Scraping and sanding reveals previous coats of paint and the milling marks on cedar siding.

I spent much of the holiday weekend scraping, sanding, and painting the clapboards on the south side of the  house and had plenty of time to contemplate life’s profundities, questions like “At what point does “shuffle” become indistinguishable from “repeat” on even a long playlist?” and “Who spackles square feet of exterior surfaces?” Most on my mind, though, was this: is there any home improvement task less rewarding than freshening paint? Do the crews painting the Golden Gate feel satisfaction when they finish a coat, or just despair when they have to begin again immediately? Certainly there are worse jobs–anything involving waste lines, for example. But done well, the prep, priming, and painting produce an effect almost indistinguishable from the point where you began. There’s no peeling or fading, but there isn’t the drama of a new color.

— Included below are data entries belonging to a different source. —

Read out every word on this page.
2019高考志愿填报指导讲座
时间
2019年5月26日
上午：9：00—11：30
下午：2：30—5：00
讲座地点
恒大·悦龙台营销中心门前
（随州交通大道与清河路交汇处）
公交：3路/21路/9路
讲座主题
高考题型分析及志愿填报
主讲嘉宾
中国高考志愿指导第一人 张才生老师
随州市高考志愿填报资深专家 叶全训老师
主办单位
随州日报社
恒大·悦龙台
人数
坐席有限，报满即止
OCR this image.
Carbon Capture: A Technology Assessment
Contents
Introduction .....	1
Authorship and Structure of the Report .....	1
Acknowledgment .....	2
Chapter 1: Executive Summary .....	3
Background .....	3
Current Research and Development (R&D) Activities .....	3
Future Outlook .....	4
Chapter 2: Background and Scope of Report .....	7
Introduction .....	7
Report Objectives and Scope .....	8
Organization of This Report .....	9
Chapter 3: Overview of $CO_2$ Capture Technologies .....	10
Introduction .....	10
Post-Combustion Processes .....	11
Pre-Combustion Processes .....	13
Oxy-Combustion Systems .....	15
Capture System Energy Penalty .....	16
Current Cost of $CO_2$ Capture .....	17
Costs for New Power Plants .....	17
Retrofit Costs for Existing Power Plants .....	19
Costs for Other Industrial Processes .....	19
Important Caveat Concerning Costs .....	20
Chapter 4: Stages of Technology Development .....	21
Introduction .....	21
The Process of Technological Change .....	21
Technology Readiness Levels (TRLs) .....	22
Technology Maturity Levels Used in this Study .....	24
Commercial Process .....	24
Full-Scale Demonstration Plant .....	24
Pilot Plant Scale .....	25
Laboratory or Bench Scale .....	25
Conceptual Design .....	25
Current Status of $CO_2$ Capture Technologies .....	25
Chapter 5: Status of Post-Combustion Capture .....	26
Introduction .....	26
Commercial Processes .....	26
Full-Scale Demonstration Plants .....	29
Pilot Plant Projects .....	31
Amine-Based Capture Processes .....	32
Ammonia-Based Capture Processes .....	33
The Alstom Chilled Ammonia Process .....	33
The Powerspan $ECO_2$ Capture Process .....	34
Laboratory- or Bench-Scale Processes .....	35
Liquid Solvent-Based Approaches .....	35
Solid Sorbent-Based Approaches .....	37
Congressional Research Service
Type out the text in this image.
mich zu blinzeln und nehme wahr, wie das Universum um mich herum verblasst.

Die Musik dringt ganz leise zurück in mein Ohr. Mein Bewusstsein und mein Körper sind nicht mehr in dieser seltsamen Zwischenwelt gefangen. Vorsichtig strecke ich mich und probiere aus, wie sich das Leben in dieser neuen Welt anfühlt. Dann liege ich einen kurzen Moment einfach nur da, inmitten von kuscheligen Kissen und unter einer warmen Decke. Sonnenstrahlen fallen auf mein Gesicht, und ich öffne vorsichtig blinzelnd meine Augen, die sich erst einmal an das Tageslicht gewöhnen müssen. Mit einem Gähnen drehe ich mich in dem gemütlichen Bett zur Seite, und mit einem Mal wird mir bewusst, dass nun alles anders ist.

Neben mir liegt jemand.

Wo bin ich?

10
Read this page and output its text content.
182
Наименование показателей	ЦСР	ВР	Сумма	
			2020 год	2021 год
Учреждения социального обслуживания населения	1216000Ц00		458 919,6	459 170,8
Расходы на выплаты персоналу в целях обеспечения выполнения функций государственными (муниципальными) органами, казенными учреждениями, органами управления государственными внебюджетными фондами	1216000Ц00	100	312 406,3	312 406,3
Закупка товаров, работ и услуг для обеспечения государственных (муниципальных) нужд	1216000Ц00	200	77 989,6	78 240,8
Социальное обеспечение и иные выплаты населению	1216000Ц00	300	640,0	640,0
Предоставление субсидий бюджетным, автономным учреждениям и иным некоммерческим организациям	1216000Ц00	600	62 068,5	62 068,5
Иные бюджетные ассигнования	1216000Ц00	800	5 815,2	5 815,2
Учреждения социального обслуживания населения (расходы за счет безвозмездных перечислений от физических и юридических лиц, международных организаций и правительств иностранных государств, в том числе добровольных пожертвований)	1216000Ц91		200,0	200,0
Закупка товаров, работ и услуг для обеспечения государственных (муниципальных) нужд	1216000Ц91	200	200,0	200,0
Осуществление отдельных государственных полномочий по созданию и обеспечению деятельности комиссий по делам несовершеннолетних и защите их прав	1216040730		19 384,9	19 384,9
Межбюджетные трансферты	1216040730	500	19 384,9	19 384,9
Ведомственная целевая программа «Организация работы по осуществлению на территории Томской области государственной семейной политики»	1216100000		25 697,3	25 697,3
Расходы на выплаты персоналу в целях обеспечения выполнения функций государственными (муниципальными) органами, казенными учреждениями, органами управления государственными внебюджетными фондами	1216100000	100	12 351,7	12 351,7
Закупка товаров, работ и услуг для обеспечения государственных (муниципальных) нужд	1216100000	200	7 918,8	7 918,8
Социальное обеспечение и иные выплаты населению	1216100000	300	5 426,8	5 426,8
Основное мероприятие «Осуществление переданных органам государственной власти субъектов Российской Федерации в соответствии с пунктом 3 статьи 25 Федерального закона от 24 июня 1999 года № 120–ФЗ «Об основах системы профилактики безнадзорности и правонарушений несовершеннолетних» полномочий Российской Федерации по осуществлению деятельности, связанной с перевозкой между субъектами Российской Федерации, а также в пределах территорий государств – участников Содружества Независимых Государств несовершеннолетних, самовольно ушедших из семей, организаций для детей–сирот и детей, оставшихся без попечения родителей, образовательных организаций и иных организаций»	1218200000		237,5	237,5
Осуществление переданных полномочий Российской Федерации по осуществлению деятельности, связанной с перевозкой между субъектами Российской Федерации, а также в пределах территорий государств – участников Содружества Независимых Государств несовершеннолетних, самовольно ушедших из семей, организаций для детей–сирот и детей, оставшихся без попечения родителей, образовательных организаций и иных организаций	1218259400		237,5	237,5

The tedium does provide some opportunity for home archaeology. The blue-green I thought was a later color actually looks to be the original, with paint along the clapboards and a matching stain on the shingles. Yellow replaced the blue green at some point, and the current brown went on in 2003–I learned the old paint I was matching was first purchased in that year. The sanding also revealed the milling marks on the clapboard, traces of a circular saw in 100-year-old cedar. These are not earth-shattering revelations, and spot painting is still unrewarding. But at least it doesn’t involve sewer pipes.

Done well, touch up painting blends into the existing paint.

Touch shows no dramatic transformations.